When life gives you lemons, you’re supposed to make lemonade. Many of us have been doing just that during the COVID-19 pandemic. But Sean DiBartolo had maple trees, which don’t lend themselves to lemonade. So he chose to make maple syrup. Yup, right in his Verona backyard, with his Verona neighbors looking on in amazement.
Vermont is, by far, the largest maple syrup producer in the United States, accounting for almost half of the 4.3 million gallons produced here. New Jersey’s output is so small it doesn’t crack the top seven states. But boosting the state in the ranking tables wasn’t on DiBartolo’s mind when he began eyeing the maple trees in his backyard last fall.
All trees have sap running through them. Sugar maples are preferred for maple syrup production because they produce a lot of sap and it is high in sugar, but people do make syrup from other maples, as well as from birch and nut trees (we have those in Verona too). Draining some of the sap out of a tree doesn’t hurt it, but it can only be done in a very small number of weeks in late winter before branches start to develop their spring buds.
DiBartolo, a geotechnical engineer who serves on the Verona Environmental Commission, identified two of his backyard trees as maples before the leaves fell last fall. He had a bit of knowledge about tapping, having put a spigot in a tree for a science project when he was a fifth grader, but had never done the full syrup experience.
In late January he put in three taps, hung buckets on them, and waited for the sap to flow in. As the buckets filled, DiBartolo filtered out any debris that collected, poured the sap into plastic containers that had once held pretzels (“We had been saving them for something”) and then stored the containers in a second refrigerator in the basement. “Sap can spoil, just like milk,” he notes.

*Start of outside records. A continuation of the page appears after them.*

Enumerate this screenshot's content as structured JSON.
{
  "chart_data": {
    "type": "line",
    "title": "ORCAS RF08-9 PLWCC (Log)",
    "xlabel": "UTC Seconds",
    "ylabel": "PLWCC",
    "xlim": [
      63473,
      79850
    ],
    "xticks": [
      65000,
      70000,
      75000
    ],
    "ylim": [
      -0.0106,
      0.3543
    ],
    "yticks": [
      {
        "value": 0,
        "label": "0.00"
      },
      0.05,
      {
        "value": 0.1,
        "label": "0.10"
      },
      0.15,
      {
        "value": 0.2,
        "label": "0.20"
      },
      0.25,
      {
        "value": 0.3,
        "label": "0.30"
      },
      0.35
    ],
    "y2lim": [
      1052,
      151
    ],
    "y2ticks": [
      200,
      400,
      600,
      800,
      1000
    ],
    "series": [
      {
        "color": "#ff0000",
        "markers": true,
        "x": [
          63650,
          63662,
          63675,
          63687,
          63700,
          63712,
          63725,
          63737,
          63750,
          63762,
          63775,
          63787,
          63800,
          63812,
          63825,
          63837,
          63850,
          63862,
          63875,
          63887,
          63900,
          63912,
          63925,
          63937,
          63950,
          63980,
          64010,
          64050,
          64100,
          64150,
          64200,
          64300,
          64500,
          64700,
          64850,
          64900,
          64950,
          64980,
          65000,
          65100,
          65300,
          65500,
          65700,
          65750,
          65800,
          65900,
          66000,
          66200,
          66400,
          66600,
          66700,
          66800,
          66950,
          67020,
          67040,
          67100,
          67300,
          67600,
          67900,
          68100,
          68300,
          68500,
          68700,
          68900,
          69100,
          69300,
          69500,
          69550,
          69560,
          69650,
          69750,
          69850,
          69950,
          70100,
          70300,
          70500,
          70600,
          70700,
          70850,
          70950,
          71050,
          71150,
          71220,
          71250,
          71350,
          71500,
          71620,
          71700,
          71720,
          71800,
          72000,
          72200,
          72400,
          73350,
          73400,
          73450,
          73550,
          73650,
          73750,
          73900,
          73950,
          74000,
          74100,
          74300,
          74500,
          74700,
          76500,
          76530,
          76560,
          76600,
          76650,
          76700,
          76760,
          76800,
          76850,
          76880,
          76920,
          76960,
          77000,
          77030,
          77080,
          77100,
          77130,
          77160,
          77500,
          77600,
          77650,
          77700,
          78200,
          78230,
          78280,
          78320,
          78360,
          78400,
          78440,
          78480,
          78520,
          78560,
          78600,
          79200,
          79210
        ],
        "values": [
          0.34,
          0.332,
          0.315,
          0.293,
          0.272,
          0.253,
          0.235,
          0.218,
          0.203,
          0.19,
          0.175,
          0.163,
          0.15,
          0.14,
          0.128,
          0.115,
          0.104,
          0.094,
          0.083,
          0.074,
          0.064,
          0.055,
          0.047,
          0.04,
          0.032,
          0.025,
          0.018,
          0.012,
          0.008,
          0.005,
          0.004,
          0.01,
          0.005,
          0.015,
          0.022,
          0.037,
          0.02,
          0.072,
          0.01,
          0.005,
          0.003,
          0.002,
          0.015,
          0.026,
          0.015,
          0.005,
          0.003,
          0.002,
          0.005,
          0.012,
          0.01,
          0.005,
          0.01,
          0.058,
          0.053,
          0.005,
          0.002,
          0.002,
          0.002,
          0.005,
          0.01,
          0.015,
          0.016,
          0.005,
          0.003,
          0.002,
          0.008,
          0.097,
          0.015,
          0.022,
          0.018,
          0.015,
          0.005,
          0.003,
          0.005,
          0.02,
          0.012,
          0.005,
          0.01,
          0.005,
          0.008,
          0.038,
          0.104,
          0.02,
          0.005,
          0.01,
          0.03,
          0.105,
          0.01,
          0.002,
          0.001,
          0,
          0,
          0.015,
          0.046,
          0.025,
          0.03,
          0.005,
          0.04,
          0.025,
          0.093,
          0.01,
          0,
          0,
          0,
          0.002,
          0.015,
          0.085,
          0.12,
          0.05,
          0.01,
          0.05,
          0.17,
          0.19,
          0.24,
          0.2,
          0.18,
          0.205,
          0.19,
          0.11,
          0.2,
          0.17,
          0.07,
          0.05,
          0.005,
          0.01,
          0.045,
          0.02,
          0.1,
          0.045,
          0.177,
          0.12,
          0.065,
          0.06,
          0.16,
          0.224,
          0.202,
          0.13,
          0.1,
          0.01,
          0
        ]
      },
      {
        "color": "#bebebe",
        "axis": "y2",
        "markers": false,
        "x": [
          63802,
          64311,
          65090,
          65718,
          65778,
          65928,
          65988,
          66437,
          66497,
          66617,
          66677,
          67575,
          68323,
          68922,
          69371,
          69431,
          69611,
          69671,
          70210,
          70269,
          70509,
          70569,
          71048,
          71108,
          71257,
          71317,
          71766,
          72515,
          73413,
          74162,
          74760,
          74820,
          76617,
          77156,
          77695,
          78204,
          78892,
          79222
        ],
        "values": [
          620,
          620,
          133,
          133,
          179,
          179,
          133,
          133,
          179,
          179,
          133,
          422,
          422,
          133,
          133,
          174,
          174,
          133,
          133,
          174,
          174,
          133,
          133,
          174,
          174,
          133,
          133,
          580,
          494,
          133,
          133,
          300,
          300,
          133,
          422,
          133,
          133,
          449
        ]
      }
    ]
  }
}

Eventually, DiBartolo had enough sap that he could begin boiling most of it away. Tree sap has a lot of water in it, which needs to be evaporated to get to the essence of the syrup: It takes 40 gallons of sap to make one gallon of syrup. There are any number of gadgets for the task (as there are for so many things in life), but DiBartolo rigged a boiling station out of what he had on hand, like cinder blocks to contain a wood fire and metal bars to suspend a big pot over it. He had plenty of wood on hand from an oak tree that fell in his yard during a 2019 storm. “One of my pandemic activities was log-splitting,” he says.
Boiling is a slow all-day affair, which meant that it was not of much interest to DiBartolo’s children, who are in Kindergarten and second grade, except for the opportunity to make S’mores in the fire. When the sap begins to go amber, it must be brought inside for a controlled boil at just about 212 degrees. DiBartolo MacGyvered that step too. “I used a meat thermometer,” he says, “but a candy thermometer would have been better.”
The DiBartolos and some friends have tasted a bit of their syrup but the family has yet to enjoy it over pancakes or waffles. Sean DiBartolo does have one wish when they do. “Hopefully, now that they understand the effort,” he says of his children, “they won’t pour it all on at once.”